Once aboard, I found the dining car, ordered by pointing to the brightly illustrated menu, and was pleasantly surprised to get what I thought I'd asked for. System seems to be working, I thought.

It was only when I got back to my seat that the nameless little apprehensions began to form. What if I miss Kyoto and don't get off? What if there aren't any cabs? What if, when I say ``Kyoto Hotelu,'' I'm greeted with a blank stare of incomprehension?

That's when I found myself thinking about Chaucer. Geoffrey Chaucer, the poet. Maybe it was that, outside, spring was already at work, reminding me of the famous opening lines of ``The Canterbury Tales'': Whan that Aprill with his shoures soote The droghte of March hath perced to the roote ...

Maybe it was that the babble of unfamiliar sounds in the half-empty coach took me back to my days in graduate school - when, with strains of Old High German and Old Frisian filling Professor Dobbie's classroom, we studied the history of the English language. He had encouraged us to memorize the Lord's Prayer in Anglo-Saxon, bits of which I could still recall.

And he had made sure that, to pass the course, we could read aloud to him, with proper pronunciation, a 20-line passage from Chaucer which he would select at random whenever we thought we were ready.

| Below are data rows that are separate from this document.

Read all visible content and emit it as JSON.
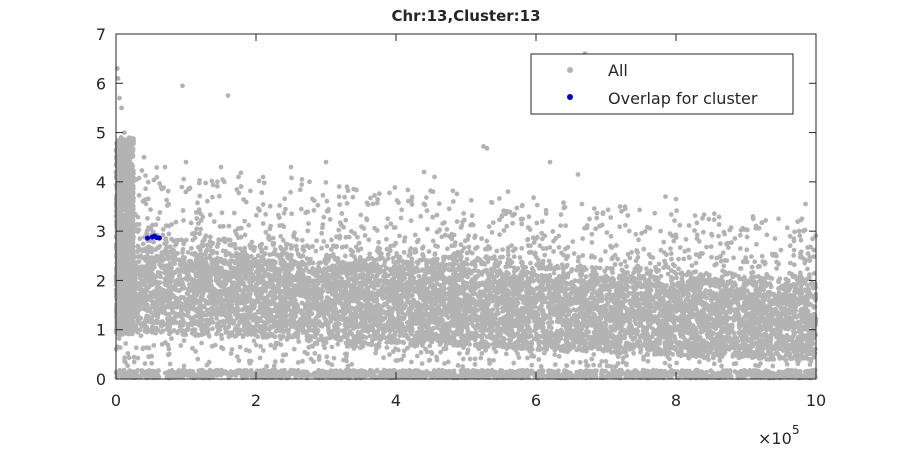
{
  "chart_data": {
    "type": "scatter",
    "title": "Chr:13,Cluster:13",
    "xlabel": "",
    "ylabel": "",
    "xlim": [
      0,
      1000000
    ],
    "ylim": [
      0,
      7
    ],
    "x_ticks": [
      0,
      200000,
      400000,
      600000,
      800000,
      1000000
    ],
    "x_tick_labels": [
      "0",
      "2",
      "4",
      "6",
      "8",
      "10"
    ],
    "x_exponent_label": "×10",
    "x_exponent": "5",
    "y_ticks": [
      0,
      1,
      2,
      3,
      4,
      5,
      6,
      7
    ],
    "y_tick_labels": [
      "0",
      "1",
      "2",
      "3",
      "4",
      "5",
      "6",
      "7"
    ],
    "grid": false,
    "legend_position": "top-right",
    "series": [
      {
        "name": "All",
        "color": "#b3b3b3",
        "distribution": "dense band decreasing from ~2.2 near x=0 to ~1.3 at x=1e6, spread ~0.6-2.8, with a low band near y=0.1",
        "outliers": [
          [
            2000,
            6.3
          ],
          [
            3000,
            6.1
          ],
          [
            5000,
            5.7
          ],
          [
            8000,
            5.5
          ],
          [
            12000,
            5.0
          ],
          [
            15000,
            4.8
          ],
          [
            95000,
            5.95
          ],
          [
            160000,
            5.75
          ],
          [
            525000,
            4.72
          ],
          [
            530000,
            4.68
          ],
          [
            670000,
            6.6
          ],
          [
            620000,
            4.4
          ],
          [
            660000,
            4.15
          ],
          [
            455000,
            4.1
          ],
          [
            175000,
            4.1
          ],
          [
            100000,
            4.4
          ],
          [
            70000,
            4.3
          ],
          [
            40000,
            4.5
          ],
          [
            300000,
            4.4
          ],
          [
            250000,
            4.3
          ],
          [
            785000,
            3.7
          ],
          [
            800000,
            3.65
          ],
          [
            910000,
            3.3
          ],
          [
            985000,
            3.55
          ],
          [
            440000,
            4.2
          ],
          [
            150000,
            4.3
          ],
          [
            330000,
            3.9
          ],
          [
            560000,
            3.8
          ],
          [
            720000,
            3.5
          ],
          [
            980000,
            3.25
          ]
        ]
      },
      {
        "name": "Overlap for cluster",
        "color": "#0000cc",
        "points": [
          [
            45000,
            2.86
          ],
          [
            52000,
            2.88
          ],
          [
            55000,
            2.9
          ],
          [
            58000,
            2.87
          ],
          [
            62000,
            2.86
          ]
        ]
      }
    ]
  }
}
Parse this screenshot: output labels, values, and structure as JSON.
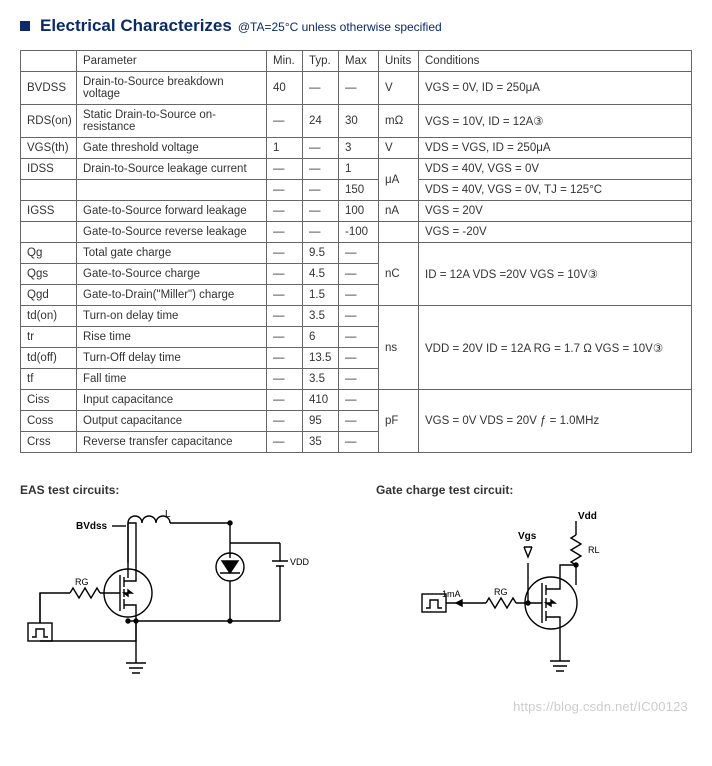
{
  "header": {
    "title": "Electrical Characterizes",
    "subtitle": "@TA=25°C unless otherwise specified"
  },
  "table": {
    "columns": [
      "",
      "Parameter",
      "Min.",
      "Typ.",
      "Max",
      "Units",
      "Conditions"
    ],
    "rows": [
      {
        "sym": "BVDSS",
        "param": "Drain-to-Source breakdown voltage",
        "min": "40",
        "typ": "—",
        "max": "—",
        "units": "V",
        "cond": "VGS = 0V, ID = 250μA"
      },
      {
        "sym": "RDS(on)",
        "param": "Static Drain-to-Source on-resistance",
        "min": "—",
        "typ": "24",
        "max": "30",
        "units": "mΩ",
        "cond": "VGS = 10V, ID = 12A③"
      },
      {
        "sym": "VGS(th)",
        "param": "Gate threshold voltage",
        "min": "1",
        "typ": "—",
        "max": "3",
        "units": "V",
        "cond": "VDS = VGS, ID = 250μA"
      },
      {
        "sym": "IDSS",
        "param": "Drain-to-Source leakage current",
        "min": "—",
        "typ": "—",
        "max": "1",
        "units_rowspan": 2,
        "units": "μA",
        "cond": "VDS = 40V, VGS = 0V"
      },
      {
        "sym_blank": true,
        "param_blank": true,
        "min": "—",
        "typ": "—",
        "max": "150",
        "cond": "VDS = 40V, VGS = 0V, TJ = 125°C"
      },
      {
        "sym": "IGSS",
        "param": "Gate-to-Source forward leakage",
        "min": "—",
        "typ": "—",
        "max": "100",
        "units": "nA",
        "cond": "VGS = 20V"
      },
      {
        "sym_blank": true,
        "param": "Gate-to-Source reverse leakage",
        "min": "—",
        "typ": "—",
        "max": "-100",
        "units_blank": true,
        "cond": "VGS = -20V"
      },
      {
        "sym": "Qg",
        "param": "Total gate charge",
        "min": "—",
        "typ": "9.5",
        "max": "—",
        "units_rowspan": 3,
        "units": "nC",
        "cond_rowspan": 3,
        "cond": "ID = 12A VDS =20V VGS = 10V③"
      },
      {
        "sym": "Qgs",
        "param": "Gate-to-Source charge",
        "min": "—",
        "typ": "4.5",
        "max": "—"
      },
      {
        "sym": "Qgd",
        "param": "Gate-to-Drain(\"Miller\") charge",
        "min": "—",
        "typ": "1.5",
        "max": "—"
      },
      {
        "sym": "td(on)",
        "param": "Turn-on delay time",
        "min": "—",
        "typ": "3.5",
        "max": "—",
        "units_rowspan": 4,
        "units": "ns",
        "cond_rowspan": 4,
        "cond": "VDD = 20V ID = 12A RG = 1.7 Ω VGS = 10V③"
      },
      {
        "sym": "tr",
        "param": "Rise time",
        "min": "—",
        "typ": "6",
        "max": "—"
      },
      {
        "sym": "td(off)",
        "param": "Turn-Off delay time",
        "min": "—",
        "typ": "13.5",
        "max": "—"
      },
      {
        "sym": "tf",
        "param": "Fall time",
        "min": "—",
        "typ": "3.5",
        "max": "—"
      },
      {
        "sym": "Ciss",
        "param": "Input capacitance",
        "min": "—",
        "typ": "410",
        "max": "—",
        "units_rowspan": 3,
        "units": "pF",
        "cond_rowspan": 3,
        "cond": "VGS = 0V VDS = 20V ƒ = 1.0MHz"
      },
      {
        "sym": "Coss",
        "param": "Output capacitance",
        "min": "—",
        "typ": "95",
        "max": "—"
      },
      {
        "sym": "Crss",
        "param": "Reverse transfer capacitance",
        "min": "—",
        "typ": "35",
        "max": "—"
      }
    ]
  },
  "circuits": {
    "left": {
      "title": "EAS test circuits:",
      "labels": {
        "bv": "BVdss",
        "L": "L",
        "vdd": "VDD",
        "rg": "RG"
      }
    },
    "right": {
      "title": "Gate charge test circuit:",
      "labels": {
        "vdd": "Vdd",
        "rl": "RL",
        "vgs": "Vgs",
        "i": "1mA",
        "rg": "RG"
      }
    }
  },
  "watermark": "https://blog.csdn.net/IC00123"
}
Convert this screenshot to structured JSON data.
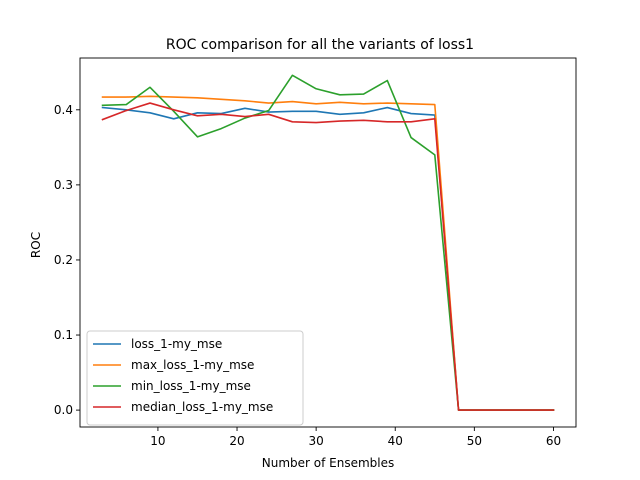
{
  "chart_data": {
    "type": "line",
    "title": "ROC comparison for all the variants of loss1",
    "xlabel": "Number of Ensembles",
    "ylabel": "ROC",
    "xlim": [
      0.15,
      62.85
    ],
    "ylim": [
      -0.0225,
      0.469
    ],
    "xticks": [
      10,
      20,
      30,
      40,
      50,
      60
    ],
    "yticks": [
      0.0,
      0.1,
      0.2,
      0.3,
      0.4
    ],
    "ytick_labels": [
      "0.0",
      "0.1",
      "0.2",
      "0.3",
      "0.4"
    ],
    "grid": false,
    "legend_position": "lower-left",
    "x": [
      3,
      6,
      9,
      12,
      15,
      18,
      21,
      24,
      27,
      30,
      33,
      36,
      39,
      42,
      45,
      48,
      51,
      54,
      57,
      60
    ],
    "series": [
      {
        "name": "loss_1-my_mse",
        "color": "#1f77b4",
        "values": [
          0.403,
          0.4,
          0.396,
          0.388,
          0.396,
          0.395,
          0.402,
          0.397,
          0.398,
          0.398,
          0.394,
          0.396,
          0.403,
          0.395,
          0.393,
          0.0,
          0.0,
          0.0,
          0.0,
          0.0
        ]
      },
      {
        "name": "max_loss_1-my_mse",
        "color": "#ff7f0e",
        "values": [
          0.417,
          0.417,
          0.418,
          0.417,
          0.416,
          0.414,
          0.412,
          0.409,
          0.411,
          0.408,
          0.41,
          0.408,
          0.409,
          0.408,
          0.407,
          0.0,
          0.0,
          0.0,
          0.0,
          0.0
        ]
      },
      {
        "name": "min_loss_1-my_mse",
        "color": "#2ca02c",
        "values": [
          0.406,
          0.407,
          0.43,
          0.398,
          0.364,
          0.375,
          0.389,
          0.399,
          0.446,
          0.428,
          0.42,
          0.421,
          0.439,
          0.363,
          0.34,
          0.0,
          0.0,
          0.0,
          0.0,
          0.0
        ]
      },
      {
        "name": "median_loss_1-my_mse",
        "color": "#d62728",
        "values": [
          0.387,
          0.399,
          0.409,
          0.4,
          0.392,
          0.394,
          0.391,
          0.394,
          0.384,
          0.383,
          0.385,
          0.386,
          0.384,
          0.384,
          0.388,
          0.0,
          0.0,
          0.0,
          0.0,
          0.0
        ]
      }
    ]
  }
}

I remembered preparing for that exam by listening to recordings of ``The Canterbury Tales.'' Since I didn't know what passage I'd be asked to read - and obviously couldn't memorize the whole thing - I recall simply trying to soak up the inflection, the rhythm, the nuance of the speech.

It wasn't an exercise in learning Middle English. It was an exercise in mimicry, in imitation, in playacting - in becoming a kind of personified Middle Englishman.

``Kyoto Hotel-u,'' I said to myself. There was no one nearby in the coach, so I practiced the words furtively. I could say them, of course, like an American: ``Key-YOE-toe HO-tel-LOO.''

But what if I pretended that I could actually speak the language? What if I simply impersonated a Japanese? ``K'yo-to Hoht-e-lu,'' I said, diving into the vowels from the top like a kingfisher, then cutting them off when they'd barely begun.

I tried doing it with a slight bow: That was even better. I tried assuming an attitude of genuine seriousness and concern for the person I was speaking to - the nodding, energetic eagerness to listen and respond I'd seen so often in this country. Better still.

Then, in a string of words coming across the loudspeaker, I heard it: ``K'yo-to.'' Just the way I'd say it, I thought, gathering up my luggage for the 120-second stop at the platform. The doors hissed open.

A swirl of movement down the stairs, a sign on the ceiling pointing to the cabstand, a wave of the hand. The taxi door opened, and I wedged in with my bags.

``K'yo-to ... Hoht-e-lu,'' I said, leaning forward in the evening darkness.

The moment's pause that followed seemed an eternity. Then he nodded. ``Hi!'' he said, and drove off with the assurance of someone who knows exactly where he's headed.

I leaned back with a muffled sigh of relief - grateful to Chaucer, Professor Dobbie, my colleague in Tokyo, the cabdriver, and everyone else I could think of. System seems to work, I thought.